JFlex certainly has a lookahead facility, the same as (f)lex. Unlike Java regex lookahead assertions, the JFlex lookahead can only be applied at the end of a match, but it is otherwise similar. It is described in the Semantics section of JFlex manual:
In a lexical rule, a regular expression r
may be followed by a look-ahead expression. A look-ahead expression is either $
(the end of line operator) or /
followed by an arbitrary regular expression. In both cases the look-ahead is not consumed and not included in the matched text region, but it is considered while determining which rule has the longest match…
So you could certainly write the rule:
[:letter:]+\-[:letter:]/\s
However, you cannot put such a rule in a macro definition (REGEX = …
), as the manual also mentions (in the section on macros):
The regular expression on the right hand side must be well formed and must not contain the ^
, /
or $
operators.
So the lookahead operator can only be used in a pattern rule.
Note that \s
matches any whitespace character, including newline characters, while .
does not match any newline character. I think that's what lead to your comment that REGEX = [:letter:]+\-[:letter:]\.

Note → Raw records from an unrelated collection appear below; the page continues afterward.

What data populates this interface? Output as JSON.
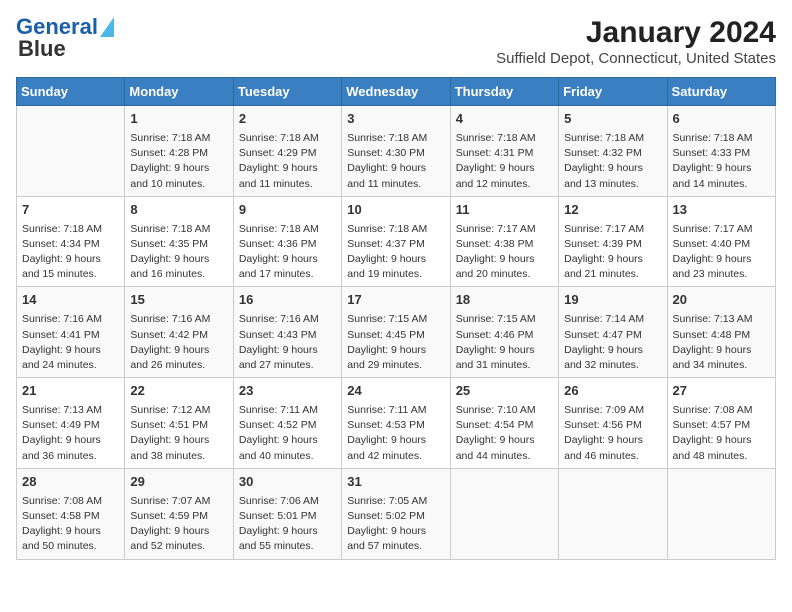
{
  "header": {
    "logo_line1": "General",
    "logo_line2": "Blue",
    "title": "January 2024",
    "subtitle": "Suffield Depot, Connecticut, United States"
  },
  "days_of_week": [
    "Sunday",
    "Monday",
    "Tuesday",
    "Wednesday",
    "Thursday",
    "Friday",
    "Saturday"
  ],
  "weeks": [
    [
      {
        "day": "",
        "sunrise": "",
        "sunset": "",
        "daylight": ""
      },
      {
        "day": "1",
        "sunrise": "Sunrise: 7:18 AM",
        "sunset": "Sunset: 4:28 PM",
        "daylight": "Daylight: 9 hours and 10 minutes."
      },
      {
        "day": "2",
        "sunrise": "Sunrise: 7:18 AM",
        "sunset": "Sunset: 4:29 PM",
        "daylight": "Daylight: 9 hours and 11 minutes."
      },
      {
        "day": "3",
        "sunrise": "Sunrise: 7:18 AM",
        "sunset": "Sunset: 4:30 PM",
        "daylight": "Daylight: 9 hours and 11 minutes."
      },
      {
        "day": "4",
        "sunrise": "Sunrise: 7:18 AM",
        "sunset": "Sunset: 4:31 PM",
        "daylight": "Daylight: 9 hours and 12 minutes."
      },
      {
        "day": "5",
        "sunrise": "Sunrise: 7:18 AM",
        "sunset": "Sunset: 4:32 PM",
        "daylight": "Daylight: 9 hours and 13 minutes."
      },
      {
        "day": "6",
        "sunrise": "Sunrise: 7:18 AM",
        "sunset": "Sunset: 4:33 PM",
        "daylight": "Daylight: 9 hours and 14 minutes."
      }
    ],
    [
      {
        "day": "7",
        "sunrise": "Sunrise: 7:18 AM",
        "sunset": "Sunset: 4:34 PM",
        "daylight": "Daylight: 9 hours and 15 minutes."
      },
      {
        "day": "8",
        "sunrise": "Sunrise: 7:18 AM",
        "sunset": "Sunset: 4:35 PM",
        "daylight": "Daylight: 9 hours and 16 minutes."
      },
      {
        "day": "9",
        "sunrise": "Sunrise: 7:18 AM",
        "sunset": "Sunset: 4:36 PM",
        "daylight": "Daylight: 9 hours and 17 minutes."
      },
      {
        "day": "10",
        "sunrise": "Sunrise: 7:18 AM",
        "sunset": "Sunset: 4:37 PM",
        "daylight": "Daylight: 9 hours and 19 minutes."
      },
      {
        "day": "11",
        "sunrise": "Sunrise: 7:17 AM",
        "sunset": "Sunset: 4:38 PM",
        "daylight": "Daylight: 9 hours and 20 minutes."
      },
      {
        "day": "12",
        "sunrise": "Sunrise: 7:17 AM",
        "sunset": "Sunset: 4:39 PM",
        "daylight": "Daylight: 9 hours and 21 minutes."
      },
      {
        "day": "13",
        "sunrise": "Sunrise: 7:17 AM",
        "sunset": "Sunset: 4:40 PM",
        "daylight": "Daylight: 9 hours and 23 minutes."
      }
    ],
    [
      {
        "day": "14",
        "sunrise": "Sunrise: 7:16 AM",
        "sunset": "Sunset: 4:41 PM",
        "daylight": "Daylight: 9 hours and 24 minutes."
      },
      {
        "day": "15",
        "sunrise": "Sunrise: 7:16 AM",
        "sunset": "Sunset: 4:42 PM",
        "daylight": "Daylight: 9 hours and 26 minutes."
      },
      {
        "day": "16",
        "sunrise": "Sunrise: 7:16 AM",
        "sunset": "Sunset: 4:43 PM",
        "daylight": "Daylight: 9 hours and 27 minutes."
      },
      {
        "day": "17",
        "sunrise": "Sunrise: 7:15 AM",
        "sunset": "Sunset: 4:45 PM",
        "daylight": "Daylight: 9 hours and 29 minutes."
      },
      {
        "day": "18",
        "sunrise": "Sunrise: 7:15 AM",
        "sunset": "Sunset: 4:46 PM",
        "daylight": "Daylight: 9 hours and 31 minutes."
      },
      {
        "day": "19",
        "sunrise": "Sunrise: 7:14 AM",
        "sunset": "Sunset: 4:47 PM",
        "daylight": "Daylight: 9 hours and 32 minutes."
      },
      {
        "day": "20",
        "sunrise": "Sunrise: 7:13 AM",
        "sunset": "Sunset: 4:48 PM",
        "daylight": "Daylight: 9 hours and 34 minutes."
      }
    ],
    [
      {
        "day": "21",
        "sunrise": "Sunrise: 7:13 AM",
        "sunset": "Sunset: 4:49 PM",
        "daylight": "Daylight: 9 hours and 36 minutes."
      },
      {
        "day": "22",
        "sunrise": "Sunrise: 7:12 AM",
        "sunset": "Sunset: 4:51 PM",
        "daylight": "Daylight: 9 hours and 38 minutes."
      },
      {
        "day": "23",
        "sunrise": "Sunrise: 7:11 AM",
        "sunset": "Sunset: 4:52 PM",
        "daylight": "Daylight: 9 hours and 40 minutes."
      },
      {
        "day": "24",
        "sunrise": "Sunrise: 7:11 AM",
        "sunset": "Sunset: 4:53 PM",
        "daylight": "Daylight: 9 hours and 42 minutes."
      },
      {
        "day": "25",
        "sunrise": "Sunrise: 7:10 AM",
        "sunset": "Sunset: 4:54 PM",
        "daylight": "Daylight: 9 hours and 44 minutes."
      },
      {
        "day": "26",
        "sunrise": "Sunrise: 7:09 AM",
        "sunset": "Sunset: 4:56 PM",
        "daylight": "Daylight: 9 hours and 46 minutes."
      },
      {
        "day": "27",
        "sunrise": "Sunrise: 7:08 AM",
        "sunset": "Sunset: 4:57 PM",
        "daylight": "Daylight: 9 hours and 48 minutes."
      }
    ],
    [
      {
        "day": "28",
        "sunrise": "Sunrise: 7:08 AM",
        "sunset": "Sunset: 4:58 PM",
        "daylight": "Daylight: 9 hours and 50 minutes."
      },
      {
        "day": "29",
        "sunrise": "Sunrise: 7:07 AM",
        "sunset": "Sunset: 4:59 PM",
        "daylight": "Daylight: 9 hours and 52 minutes."
      },
      {
        "day": "30",
        "sunrise": "Sunrise: 7:06 AM",
        "sunset": "Sunset: 5:01 PM",
        "daylight": "Daylight: 9 hours and 55 minutes."
      },
      {
        "day": "31",
        "sunrise": "Sunrise: 7:05 AM",
        "sunset": "Sunset: 5:02 PM",
        "daylight": "Daylight: 9 hours and 57 minutes."
      },
      {
        "day": "",
        "sunrise": "",
        "sunset": "",
        "daylight": ""
      },
      {
        "day": "",
        "sunrise": "",
        "sunset": "",
        "daylight": ""
      },
      {
        "day": "",
        "sunrise": "",
        "sunset": "",
        "daylight": ""
      }
    ]
  ]
}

"does not work if matched string does not have anything succeeding" (I'm guessing that you meant "does not have anything succeeding it on the same line, and also that you intended to write .
rather than \.
).
Rather than testing for following whitespace, you might (depending on your language) prefer to test for a non-word character:
[:letter:]+\-[:letter:]/\W
or to craft a more precise specification as a set of Unicode properties, as in the definition of \W
(also found in the linked section of the JFlex manual).
Having said all that, I'd like to repeat the advice from my previous answer to a similar question of yours: put more specific patterns first. For example, using the following pair of patterns will guarantee that the first one picks up words with a single letter suffix, while avoiding the need to explicitly pushback.
[:letter:]+(-[:letter:])? { /* matches 'interferon' or 'interferon-a' */ }
[:letter:]+/-[:letter:]+ { /* matches only 'interferon' from 'interferon-alpha' */ }
Of course, in this case you could easily avoid the collision between the second pattern and the first pattern by using {2,}
instead of +
for the second repetition, but it's perfectly OK to rely on pattern ordering since it's often inconvenient to guarantee that patterns don't overlap.